Starring: Taron Egerton, Colin Firth and Julianne Moore
Directed By: Matthew Vaughn
Running Time: 141 minutes
20th Century Fox
As if emboldened by an impressive box office receipt and growing fanfare, studio executives clearly handed over a blank check and unrestrained creative control to Matthew Vaughn. For better or for worse, his second time around with the “Kingsman” franchise has him embellishing every little detail to the point of nausea. Like some of James Bond’s sillier outings (“A View to a Kill” and “Die Another Day”), “Kingsman: The Golden Circle” is pure insanity as we’re rushed through another absurd outing with Britain’s super-secret intelligence organization.

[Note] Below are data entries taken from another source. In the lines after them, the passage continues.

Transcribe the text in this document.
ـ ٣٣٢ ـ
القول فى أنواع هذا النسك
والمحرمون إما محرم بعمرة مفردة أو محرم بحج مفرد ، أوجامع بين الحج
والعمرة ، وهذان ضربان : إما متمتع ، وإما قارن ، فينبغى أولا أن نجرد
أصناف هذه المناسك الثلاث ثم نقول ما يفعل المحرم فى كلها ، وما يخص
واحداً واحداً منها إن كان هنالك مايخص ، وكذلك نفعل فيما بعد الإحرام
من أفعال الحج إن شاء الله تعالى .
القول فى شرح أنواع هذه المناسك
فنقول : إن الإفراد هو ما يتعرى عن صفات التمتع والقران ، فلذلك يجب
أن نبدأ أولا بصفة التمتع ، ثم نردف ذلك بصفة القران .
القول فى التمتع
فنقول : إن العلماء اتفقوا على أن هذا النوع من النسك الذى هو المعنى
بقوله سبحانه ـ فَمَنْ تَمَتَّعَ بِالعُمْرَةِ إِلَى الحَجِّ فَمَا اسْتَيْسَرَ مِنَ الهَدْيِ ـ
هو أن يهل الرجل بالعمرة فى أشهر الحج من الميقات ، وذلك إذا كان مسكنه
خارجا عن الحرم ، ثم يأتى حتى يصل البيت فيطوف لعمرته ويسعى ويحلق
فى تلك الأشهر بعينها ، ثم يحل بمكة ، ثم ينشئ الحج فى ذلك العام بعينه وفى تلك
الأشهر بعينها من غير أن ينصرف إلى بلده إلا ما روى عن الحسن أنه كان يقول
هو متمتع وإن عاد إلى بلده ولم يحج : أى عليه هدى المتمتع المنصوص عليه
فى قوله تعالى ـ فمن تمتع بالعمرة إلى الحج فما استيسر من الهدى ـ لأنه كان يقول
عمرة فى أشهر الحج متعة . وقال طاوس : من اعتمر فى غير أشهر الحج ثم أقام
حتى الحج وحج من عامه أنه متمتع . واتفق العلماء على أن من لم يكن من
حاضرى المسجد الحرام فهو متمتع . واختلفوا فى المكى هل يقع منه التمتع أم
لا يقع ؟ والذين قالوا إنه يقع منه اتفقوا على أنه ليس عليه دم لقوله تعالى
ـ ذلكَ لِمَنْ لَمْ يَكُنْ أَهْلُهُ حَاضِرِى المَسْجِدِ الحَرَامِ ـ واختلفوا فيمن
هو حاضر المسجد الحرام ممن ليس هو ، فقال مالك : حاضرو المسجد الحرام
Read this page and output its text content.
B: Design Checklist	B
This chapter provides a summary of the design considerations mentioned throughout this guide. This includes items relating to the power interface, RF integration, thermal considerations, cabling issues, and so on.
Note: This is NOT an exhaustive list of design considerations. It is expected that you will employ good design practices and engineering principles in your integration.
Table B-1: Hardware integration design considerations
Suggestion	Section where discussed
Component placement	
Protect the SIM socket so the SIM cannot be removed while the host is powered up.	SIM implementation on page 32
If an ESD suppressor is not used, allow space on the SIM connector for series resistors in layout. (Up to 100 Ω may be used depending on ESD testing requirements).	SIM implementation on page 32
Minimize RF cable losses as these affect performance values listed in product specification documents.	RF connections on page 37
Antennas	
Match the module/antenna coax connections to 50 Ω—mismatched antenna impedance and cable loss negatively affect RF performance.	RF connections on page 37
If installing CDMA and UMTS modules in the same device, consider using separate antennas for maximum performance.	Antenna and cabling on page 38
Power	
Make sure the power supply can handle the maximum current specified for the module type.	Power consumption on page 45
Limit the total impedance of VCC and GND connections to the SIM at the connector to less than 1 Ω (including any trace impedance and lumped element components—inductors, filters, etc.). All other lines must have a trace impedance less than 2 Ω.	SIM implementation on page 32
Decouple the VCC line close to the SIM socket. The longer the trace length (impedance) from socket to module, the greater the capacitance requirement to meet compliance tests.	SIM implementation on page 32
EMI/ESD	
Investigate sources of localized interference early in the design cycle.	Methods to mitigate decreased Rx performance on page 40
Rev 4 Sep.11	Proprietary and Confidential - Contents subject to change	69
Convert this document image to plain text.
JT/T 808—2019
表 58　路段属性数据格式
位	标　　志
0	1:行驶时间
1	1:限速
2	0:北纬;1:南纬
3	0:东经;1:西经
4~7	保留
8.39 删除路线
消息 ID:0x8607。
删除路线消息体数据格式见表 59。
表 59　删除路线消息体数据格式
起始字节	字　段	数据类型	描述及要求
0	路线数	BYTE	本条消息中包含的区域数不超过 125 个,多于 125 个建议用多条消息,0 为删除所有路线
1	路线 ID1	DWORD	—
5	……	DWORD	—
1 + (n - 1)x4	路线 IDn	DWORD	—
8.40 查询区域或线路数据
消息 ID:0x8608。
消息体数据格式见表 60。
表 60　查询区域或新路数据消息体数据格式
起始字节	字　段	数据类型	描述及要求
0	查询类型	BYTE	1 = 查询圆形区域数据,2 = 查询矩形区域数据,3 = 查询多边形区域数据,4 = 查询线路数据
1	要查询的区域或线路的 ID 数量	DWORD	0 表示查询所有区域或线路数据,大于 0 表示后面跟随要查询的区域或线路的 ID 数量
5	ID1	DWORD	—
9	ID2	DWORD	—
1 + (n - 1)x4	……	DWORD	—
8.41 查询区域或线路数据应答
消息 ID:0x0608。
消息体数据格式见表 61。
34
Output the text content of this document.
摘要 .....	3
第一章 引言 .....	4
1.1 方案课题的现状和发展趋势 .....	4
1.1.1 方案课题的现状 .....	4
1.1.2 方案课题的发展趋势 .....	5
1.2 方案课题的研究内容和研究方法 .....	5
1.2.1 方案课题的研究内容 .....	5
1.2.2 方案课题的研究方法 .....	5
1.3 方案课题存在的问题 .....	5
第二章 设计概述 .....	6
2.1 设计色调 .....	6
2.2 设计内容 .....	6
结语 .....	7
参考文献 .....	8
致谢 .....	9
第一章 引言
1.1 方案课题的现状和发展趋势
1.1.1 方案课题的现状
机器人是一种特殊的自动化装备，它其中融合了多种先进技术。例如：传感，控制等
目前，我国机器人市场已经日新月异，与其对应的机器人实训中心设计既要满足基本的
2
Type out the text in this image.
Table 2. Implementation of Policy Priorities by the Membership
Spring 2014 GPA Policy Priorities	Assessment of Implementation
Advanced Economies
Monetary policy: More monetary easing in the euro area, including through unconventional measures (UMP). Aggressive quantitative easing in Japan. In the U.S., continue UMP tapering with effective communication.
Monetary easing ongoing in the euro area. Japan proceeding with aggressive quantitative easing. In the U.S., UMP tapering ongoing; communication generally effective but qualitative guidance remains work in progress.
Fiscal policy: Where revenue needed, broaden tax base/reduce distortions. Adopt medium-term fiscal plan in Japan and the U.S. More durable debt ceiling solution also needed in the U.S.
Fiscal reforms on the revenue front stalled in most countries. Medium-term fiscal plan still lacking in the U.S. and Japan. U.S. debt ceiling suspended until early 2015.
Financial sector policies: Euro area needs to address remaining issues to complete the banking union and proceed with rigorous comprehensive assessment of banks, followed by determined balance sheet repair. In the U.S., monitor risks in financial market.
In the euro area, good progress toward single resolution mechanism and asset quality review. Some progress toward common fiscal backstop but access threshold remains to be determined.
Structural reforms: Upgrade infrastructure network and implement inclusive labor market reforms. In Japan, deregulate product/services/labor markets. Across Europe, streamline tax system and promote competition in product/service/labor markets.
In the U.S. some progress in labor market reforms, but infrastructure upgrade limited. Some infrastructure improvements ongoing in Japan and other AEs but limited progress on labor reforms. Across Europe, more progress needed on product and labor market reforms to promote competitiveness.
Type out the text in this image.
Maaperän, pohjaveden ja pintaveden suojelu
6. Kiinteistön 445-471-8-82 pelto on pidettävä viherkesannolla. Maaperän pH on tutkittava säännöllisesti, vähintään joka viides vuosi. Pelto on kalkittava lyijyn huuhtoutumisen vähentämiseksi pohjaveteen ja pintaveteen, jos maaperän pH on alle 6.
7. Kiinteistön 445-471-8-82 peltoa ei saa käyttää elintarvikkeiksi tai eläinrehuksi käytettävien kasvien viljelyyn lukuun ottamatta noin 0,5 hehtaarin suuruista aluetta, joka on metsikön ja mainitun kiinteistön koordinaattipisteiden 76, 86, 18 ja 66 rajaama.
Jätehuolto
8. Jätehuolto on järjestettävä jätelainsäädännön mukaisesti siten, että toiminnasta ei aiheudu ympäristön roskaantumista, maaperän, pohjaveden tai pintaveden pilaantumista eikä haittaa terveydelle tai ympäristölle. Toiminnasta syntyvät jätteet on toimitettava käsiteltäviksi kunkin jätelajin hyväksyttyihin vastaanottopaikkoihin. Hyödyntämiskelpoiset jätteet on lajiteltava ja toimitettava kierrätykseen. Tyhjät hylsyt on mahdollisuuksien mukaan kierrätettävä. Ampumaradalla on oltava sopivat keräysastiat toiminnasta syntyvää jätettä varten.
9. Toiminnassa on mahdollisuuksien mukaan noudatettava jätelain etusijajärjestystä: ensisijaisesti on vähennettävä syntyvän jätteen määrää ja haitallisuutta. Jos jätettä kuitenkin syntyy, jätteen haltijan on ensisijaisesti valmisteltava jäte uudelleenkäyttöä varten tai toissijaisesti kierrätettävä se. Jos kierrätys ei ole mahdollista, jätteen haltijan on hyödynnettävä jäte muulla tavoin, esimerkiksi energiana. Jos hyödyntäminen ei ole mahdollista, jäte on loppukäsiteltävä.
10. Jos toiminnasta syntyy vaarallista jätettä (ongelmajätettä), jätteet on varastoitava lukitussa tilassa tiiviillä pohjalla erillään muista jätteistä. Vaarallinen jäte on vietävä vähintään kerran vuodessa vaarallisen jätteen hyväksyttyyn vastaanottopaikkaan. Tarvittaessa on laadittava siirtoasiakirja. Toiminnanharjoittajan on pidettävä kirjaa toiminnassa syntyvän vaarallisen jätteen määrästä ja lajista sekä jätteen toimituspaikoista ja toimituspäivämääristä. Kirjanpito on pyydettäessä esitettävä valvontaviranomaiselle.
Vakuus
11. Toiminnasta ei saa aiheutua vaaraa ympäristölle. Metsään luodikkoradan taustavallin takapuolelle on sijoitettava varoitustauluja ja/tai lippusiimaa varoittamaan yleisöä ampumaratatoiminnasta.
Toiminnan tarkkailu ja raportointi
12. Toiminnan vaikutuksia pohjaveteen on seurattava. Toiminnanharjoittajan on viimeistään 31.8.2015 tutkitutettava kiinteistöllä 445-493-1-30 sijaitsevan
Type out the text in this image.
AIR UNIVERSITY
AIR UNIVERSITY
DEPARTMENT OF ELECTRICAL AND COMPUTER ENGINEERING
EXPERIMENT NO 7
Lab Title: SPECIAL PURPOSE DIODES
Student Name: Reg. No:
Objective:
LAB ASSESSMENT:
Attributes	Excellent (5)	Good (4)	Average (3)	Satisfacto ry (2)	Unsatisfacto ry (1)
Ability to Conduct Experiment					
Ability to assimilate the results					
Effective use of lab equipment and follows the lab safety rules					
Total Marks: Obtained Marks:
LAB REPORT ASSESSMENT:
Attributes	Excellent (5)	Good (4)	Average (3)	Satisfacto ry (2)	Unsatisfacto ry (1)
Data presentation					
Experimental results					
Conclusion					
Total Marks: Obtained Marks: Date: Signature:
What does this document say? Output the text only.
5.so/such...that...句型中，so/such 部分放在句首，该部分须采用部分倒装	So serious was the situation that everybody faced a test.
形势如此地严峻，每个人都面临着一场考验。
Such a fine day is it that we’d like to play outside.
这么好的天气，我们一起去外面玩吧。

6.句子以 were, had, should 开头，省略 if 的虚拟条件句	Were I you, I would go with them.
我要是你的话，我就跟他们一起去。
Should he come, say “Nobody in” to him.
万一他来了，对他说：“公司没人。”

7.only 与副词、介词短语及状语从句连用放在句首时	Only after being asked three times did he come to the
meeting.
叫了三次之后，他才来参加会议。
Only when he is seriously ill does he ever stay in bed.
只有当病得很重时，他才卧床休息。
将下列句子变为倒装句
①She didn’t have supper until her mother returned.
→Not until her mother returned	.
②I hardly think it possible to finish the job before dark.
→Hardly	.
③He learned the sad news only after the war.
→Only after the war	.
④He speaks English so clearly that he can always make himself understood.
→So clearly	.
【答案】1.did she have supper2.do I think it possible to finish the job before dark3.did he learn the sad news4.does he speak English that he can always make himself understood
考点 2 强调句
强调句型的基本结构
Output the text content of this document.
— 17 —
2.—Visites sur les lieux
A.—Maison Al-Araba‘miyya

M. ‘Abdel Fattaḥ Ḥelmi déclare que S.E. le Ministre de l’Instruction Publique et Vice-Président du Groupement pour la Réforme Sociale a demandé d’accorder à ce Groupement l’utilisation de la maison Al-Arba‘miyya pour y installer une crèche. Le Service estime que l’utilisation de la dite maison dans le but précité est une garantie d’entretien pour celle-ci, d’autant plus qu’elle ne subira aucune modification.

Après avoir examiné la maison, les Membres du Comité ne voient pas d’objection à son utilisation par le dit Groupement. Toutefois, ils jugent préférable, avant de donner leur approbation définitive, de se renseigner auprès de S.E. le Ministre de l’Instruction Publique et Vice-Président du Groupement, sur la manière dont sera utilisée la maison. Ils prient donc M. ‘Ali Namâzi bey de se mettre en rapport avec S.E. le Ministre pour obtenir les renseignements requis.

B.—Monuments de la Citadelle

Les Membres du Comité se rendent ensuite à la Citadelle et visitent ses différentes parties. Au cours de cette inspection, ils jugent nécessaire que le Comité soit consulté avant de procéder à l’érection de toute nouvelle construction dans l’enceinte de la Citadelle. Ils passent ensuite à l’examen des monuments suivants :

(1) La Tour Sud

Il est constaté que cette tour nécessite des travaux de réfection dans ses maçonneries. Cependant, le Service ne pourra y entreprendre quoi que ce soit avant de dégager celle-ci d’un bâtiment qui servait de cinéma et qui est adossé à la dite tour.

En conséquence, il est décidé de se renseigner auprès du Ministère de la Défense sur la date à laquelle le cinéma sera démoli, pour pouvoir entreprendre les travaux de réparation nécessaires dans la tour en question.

Within the first five minutes, the movie drips in excess action and CGI, immediately taking viewers out of anything resembling sanity. Eggsy (Egerton), the hoodlum turned hero from the first film, fights a former Kingsman recruit, also from the first film, who has a robotic arm with a mind of its own. That’s not even the craziest thing in this film. After disposing of him, we then go through the set-up motions as we meet Eggsy’s girlfriend, the sexually exploited Princess from the end of the first film, and catch-up with the other holdovers from the first flick. Anyone who hasn’t seen the first will unquestionably be confused and lost from the get-go.
The film squanders very little time getting to the villain of the film, Poppy (Moore). Poppy is the leader of a high-powered drug cartel. She wears a psychotic smirk on her face, forcing her underlings to undergo grotesque tests of allegiance. Her hideaway, Poppy Land, is a nostalgic step back into 1950’s Hill Valley with robotic murder dogs patrolling the compound. Her beef with the Kingsman is unknown other than she needs to eliminate any potential threats to her devious global plan. After missiles strike several targets in England (which is seemingly shrugged off by everyone else outside the plot), the remnants of the Kingsman activate their doomsday protocol and are forced to rely on their United States counterparts, the Statesman.
It’s difficult to pinpoint the biggest name in a film containing Halle Berry, Channing Tatum, Julianne Moore, Jeff Bridges and Elton John (yes, that Elton John). Very few are used to affect except for Elton John. He arrives as an unnecessarily needed and gratuitous cameo, but evolves into a delightfully needed and gratuitous cameo. However, my disappointment stems from a lack of Bridges, Tatum and Berry, who play different components of the Statesman organization. You could also make the argument for Moore’s character. “The Golden Circle” could have benefitted from as much Moore as possible, just like the previous film benefitted from a lisping Samuel L. Jackson.
The action isn’t entertaining in the traditional sense, but in a fun, manic Saturday morning cartoon kind of way. The laws of gravity, rudimentary physics, the limitations of the human body, and common sense are an afterthought for most the film’s runtime. Just like the first film, there are the over-the-top gadgets that serve one inane purpose. There’s even one gadget that’s too sexually explicit to even attempt to convey in a PG way.
“The Golden Circle” is delightfully bonkers, locking reality out of the writing room and barring believability from the set. The “Kingsman” universe has American citizens being locked up by their own government in cages, bad guys driving down the streets of London with .50 cal machine guns blasting away in full sight of civilians, and oddly placing a retirement home below an avalanche danger zone. To expect anything remotely logical would be a dishonor to the film’s status quo, but adding a little of intelligence certainly wouldn’t hurt it in the long run.